Les autorités se trouvent confrontées à la montée d’un islam radical, certes très minoritaire, mais qui représente une réalité avec laquelle il convient de compter. Des moudjahiddins ayant combattu en Afghanistan ont été envoyés dans le Haut-Karabakh et certains y sont restés. Des mouvements ont eu lieu de et en direction de la Tchétchénie. Le Parti islamique d’Azerbaïdjan n’a pas été autorisé à participer aux élections législatives de 2005, mais certains de ses partisans ont rejoint le petit Parti islamique de l’Union, qui a formé avec trois autres petites formations, le bloc de l’Union des forces azerbaïdjanaises. Lors de la guerre du Liban-Sud, le Parti islamique d’Azerbaïdjan a manifesté sa solidarité avec ses frères chiites du Hezbollah.
Le dernier scrutin législatif a eu lieu le 6 novembre 2005, donnant une large victoire au parti gouvernemental le NPA et ses affiliés qui emportèrent respectivement 56 et 40 sièges sur les 125 qui constituent le Milli Meclis.

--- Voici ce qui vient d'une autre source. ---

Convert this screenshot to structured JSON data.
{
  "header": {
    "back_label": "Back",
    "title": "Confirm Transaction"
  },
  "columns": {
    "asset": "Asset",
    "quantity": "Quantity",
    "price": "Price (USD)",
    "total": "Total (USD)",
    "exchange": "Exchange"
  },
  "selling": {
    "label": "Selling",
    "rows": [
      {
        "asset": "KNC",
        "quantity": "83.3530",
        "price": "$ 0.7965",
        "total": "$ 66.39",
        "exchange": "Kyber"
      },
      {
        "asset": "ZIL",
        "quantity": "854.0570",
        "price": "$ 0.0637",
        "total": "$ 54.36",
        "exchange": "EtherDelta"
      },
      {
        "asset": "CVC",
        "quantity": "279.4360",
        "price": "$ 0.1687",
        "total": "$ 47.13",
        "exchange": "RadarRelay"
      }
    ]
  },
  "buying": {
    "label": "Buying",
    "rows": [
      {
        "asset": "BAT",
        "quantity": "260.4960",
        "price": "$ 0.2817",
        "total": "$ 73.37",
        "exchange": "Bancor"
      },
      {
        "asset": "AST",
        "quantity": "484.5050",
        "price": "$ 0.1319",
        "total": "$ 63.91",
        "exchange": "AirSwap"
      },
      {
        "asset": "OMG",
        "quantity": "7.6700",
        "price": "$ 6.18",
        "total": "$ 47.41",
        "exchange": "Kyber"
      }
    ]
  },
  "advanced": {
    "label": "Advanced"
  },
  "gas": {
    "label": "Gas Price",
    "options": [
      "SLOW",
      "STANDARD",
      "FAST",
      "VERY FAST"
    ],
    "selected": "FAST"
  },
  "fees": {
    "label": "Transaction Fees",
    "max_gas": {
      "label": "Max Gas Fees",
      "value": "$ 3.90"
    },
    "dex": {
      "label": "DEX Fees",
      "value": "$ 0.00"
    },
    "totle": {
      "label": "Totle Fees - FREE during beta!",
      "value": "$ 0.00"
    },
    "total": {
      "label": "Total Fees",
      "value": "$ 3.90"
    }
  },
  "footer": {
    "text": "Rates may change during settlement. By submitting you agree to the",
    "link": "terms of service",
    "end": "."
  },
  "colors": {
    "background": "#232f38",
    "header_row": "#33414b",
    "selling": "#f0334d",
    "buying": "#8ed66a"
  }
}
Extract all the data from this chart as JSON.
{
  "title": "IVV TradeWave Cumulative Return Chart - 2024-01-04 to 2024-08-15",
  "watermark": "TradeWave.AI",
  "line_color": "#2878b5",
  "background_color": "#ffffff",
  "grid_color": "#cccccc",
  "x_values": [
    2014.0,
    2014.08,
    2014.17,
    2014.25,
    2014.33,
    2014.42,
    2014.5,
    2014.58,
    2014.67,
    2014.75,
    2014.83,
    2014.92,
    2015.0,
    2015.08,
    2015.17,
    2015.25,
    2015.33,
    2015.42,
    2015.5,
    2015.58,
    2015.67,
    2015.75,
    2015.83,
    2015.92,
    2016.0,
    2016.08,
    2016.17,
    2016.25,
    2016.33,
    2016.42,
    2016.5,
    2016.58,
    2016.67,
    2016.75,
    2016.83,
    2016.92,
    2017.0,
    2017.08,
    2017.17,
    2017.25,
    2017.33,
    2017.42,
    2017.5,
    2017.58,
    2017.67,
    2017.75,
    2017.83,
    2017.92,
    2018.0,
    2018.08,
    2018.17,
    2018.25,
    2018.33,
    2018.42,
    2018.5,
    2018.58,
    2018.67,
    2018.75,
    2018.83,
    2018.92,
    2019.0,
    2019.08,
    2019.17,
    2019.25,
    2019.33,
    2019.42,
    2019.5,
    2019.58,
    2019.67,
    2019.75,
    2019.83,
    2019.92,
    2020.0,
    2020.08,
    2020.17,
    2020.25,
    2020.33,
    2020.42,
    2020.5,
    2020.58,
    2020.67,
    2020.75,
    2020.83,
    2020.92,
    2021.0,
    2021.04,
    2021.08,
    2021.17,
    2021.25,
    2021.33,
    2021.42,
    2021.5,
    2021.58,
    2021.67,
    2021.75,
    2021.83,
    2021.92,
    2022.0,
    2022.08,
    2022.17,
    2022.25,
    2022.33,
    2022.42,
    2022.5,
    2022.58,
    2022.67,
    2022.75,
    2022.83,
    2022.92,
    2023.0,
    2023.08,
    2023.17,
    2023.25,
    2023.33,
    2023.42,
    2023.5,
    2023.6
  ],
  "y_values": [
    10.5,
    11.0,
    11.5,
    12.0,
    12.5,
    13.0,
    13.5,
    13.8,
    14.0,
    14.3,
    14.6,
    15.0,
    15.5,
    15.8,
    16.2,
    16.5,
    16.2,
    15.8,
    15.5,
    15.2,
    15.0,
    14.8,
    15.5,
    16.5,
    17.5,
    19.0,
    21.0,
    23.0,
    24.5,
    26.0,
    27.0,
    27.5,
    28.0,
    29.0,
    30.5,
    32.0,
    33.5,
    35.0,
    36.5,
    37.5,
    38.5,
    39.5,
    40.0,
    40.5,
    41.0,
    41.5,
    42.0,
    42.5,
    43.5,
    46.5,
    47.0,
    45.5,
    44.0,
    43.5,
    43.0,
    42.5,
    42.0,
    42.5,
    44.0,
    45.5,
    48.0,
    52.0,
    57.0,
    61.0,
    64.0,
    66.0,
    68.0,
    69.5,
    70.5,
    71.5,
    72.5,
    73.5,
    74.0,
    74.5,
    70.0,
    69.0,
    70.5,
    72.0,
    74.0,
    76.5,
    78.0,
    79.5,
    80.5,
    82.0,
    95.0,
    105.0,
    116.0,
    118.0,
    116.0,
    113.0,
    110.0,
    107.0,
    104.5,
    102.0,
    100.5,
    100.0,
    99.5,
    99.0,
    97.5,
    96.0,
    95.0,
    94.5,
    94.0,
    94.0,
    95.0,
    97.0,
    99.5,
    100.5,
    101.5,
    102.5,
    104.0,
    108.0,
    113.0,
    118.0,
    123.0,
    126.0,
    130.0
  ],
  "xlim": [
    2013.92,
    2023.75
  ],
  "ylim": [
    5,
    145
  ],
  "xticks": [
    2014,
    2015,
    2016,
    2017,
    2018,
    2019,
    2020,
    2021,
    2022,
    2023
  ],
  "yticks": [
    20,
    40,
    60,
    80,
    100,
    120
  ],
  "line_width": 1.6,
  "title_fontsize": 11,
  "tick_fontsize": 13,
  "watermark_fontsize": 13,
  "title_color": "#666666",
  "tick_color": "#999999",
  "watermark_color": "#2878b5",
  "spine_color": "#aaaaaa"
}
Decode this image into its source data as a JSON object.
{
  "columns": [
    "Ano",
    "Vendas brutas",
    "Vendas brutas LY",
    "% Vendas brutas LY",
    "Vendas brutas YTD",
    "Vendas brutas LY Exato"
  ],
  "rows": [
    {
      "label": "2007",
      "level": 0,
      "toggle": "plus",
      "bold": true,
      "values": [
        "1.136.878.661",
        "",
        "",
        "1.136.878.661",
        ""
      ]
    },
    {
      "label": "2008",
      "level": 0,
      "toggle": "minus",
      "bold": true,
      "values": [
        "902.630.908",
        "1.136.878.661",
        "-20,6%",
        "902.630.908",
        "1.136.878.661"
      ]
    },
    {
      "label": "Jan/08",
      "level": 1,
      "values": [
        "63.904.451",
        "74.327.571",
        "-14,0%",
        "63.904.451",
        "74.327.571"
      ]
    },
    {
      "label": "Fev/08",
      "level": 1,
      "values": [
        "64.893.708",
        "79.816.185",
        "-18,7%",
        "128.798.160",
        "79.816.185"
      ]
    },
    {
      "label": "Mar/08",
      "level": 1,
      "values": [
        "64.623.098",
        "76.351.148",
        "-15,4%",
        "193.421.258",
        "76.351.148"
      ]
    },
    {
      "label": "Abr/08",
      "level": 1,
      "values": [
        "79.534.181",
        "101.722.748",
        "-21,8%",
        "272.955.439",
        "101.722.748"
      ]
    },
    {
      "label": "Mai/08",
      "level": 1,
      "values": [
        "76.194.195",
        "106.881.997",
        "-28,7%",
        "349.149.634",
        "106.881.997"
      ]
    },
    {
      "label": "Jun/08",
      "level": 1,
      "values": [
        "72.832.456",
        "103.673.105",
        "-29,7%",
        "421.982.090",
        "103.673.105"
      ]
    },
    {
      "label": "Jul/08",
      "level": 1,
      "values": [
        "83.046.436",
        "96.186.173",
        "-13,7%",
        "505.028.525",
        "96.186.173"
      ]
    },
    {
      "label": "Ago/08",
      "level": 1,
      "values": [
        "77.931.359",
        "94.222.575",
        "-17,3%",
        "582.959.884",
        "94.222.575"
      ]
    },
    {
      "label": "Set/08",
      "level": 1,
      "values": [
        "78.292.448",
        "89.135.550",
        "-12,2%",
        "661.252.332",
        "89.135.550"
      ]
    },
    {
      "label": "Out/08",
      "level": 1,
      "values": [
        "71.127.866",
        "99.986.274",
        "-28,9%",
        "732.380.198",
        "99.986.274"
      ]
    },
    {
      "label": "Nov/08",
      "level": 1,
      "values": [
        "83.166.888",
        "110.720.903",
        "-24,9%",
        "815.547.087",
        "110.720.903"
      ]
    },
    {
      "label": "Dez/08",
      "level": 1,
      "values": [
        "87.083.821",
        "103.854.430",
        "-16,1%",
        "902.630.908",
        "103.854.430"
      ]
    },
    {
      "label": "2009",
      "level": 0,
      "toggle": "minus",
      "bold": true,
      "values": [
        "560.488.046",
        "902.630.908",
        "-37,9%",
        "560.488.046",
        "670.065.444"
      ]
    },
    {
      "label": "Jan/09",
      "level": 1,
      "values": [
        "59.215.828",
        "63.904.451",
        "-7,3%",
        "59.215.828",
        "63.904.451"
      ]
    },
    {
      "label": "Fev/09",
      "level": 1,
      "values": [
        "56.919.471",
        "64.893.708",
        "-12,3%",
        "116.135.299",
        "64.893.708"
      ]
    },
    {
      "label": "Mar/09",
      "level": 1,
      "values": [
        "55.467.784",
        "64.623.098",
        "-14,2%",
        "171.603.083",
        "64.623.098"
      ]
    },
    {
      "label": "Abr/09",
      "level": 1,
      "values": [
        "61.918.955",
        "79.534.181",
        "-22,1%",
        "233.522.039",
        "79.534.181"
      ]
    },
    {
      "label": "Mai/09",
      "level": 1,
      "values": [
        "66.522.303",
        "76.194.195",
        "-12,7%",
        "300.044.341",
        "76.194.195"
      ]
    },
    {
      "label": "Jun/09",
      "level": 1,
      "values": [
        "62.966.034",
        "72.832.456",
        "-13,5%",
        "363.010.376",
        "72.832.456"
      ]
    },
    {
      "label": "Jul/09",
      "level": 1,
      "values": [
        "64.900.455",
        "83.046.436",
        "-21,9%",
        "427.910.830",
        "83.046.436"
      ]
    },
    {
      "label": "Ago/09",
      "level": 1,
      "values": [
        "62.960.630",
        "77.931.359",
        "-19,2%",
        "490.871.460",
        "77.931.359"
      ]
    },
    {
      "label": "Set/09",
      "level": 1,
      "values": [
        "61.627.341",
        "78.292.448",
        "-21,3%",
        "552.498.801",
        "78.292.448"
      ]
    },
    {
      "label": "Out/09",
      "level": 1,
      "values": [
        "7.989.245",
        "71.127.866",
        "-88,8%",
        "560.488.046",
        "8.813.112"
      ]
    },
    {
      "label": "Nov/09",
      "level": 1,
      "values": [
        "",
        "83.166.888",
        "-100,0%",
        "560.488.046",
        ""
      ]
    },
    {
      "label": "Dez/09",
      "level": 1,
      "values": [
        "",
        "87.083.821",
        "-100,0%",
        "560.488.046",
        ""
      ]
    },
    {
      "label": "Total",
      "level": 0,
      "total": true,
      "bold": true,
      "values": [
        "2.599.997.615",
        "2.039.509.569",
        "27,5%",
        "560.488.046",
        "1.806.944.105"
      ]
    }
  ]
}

Cependant, du fait d’un certain nombre d’irrégularités constatées par les observateurs internationaux de l’OSCE après une décision de la Commission électorale confirmée par la Cour Suprême, un deuxième scrutin s’est déroulé le 13 mai 2006 dans dix circonscriptions. Ce dernier s’est également soldé par une large victoire du parti du pouvoir et de ses alliés qui l’ont emporté dans huit d’entre elles, contribuant ainsi à marginaliser presque totalement l’opposition qui s’était encore fragmentée lors de ces scrutins. Les joutes électorales semblent intéresser de moins en moins l’opinion, plus préoccupée de dénoncer certaines dérives dans la distribution des richesses que de prendre part à ces luttes de clans et de personnalités. Le pouvoir de Ilham Aliyev  apparaît d’autant plus consolidé jusqu’au prochain scrutin présidentiel de 2008 qu’il a su renouveler une bonne partie des dirigeants du pays et écarter menaces de complots et tentatives de déstabilisation. P.B.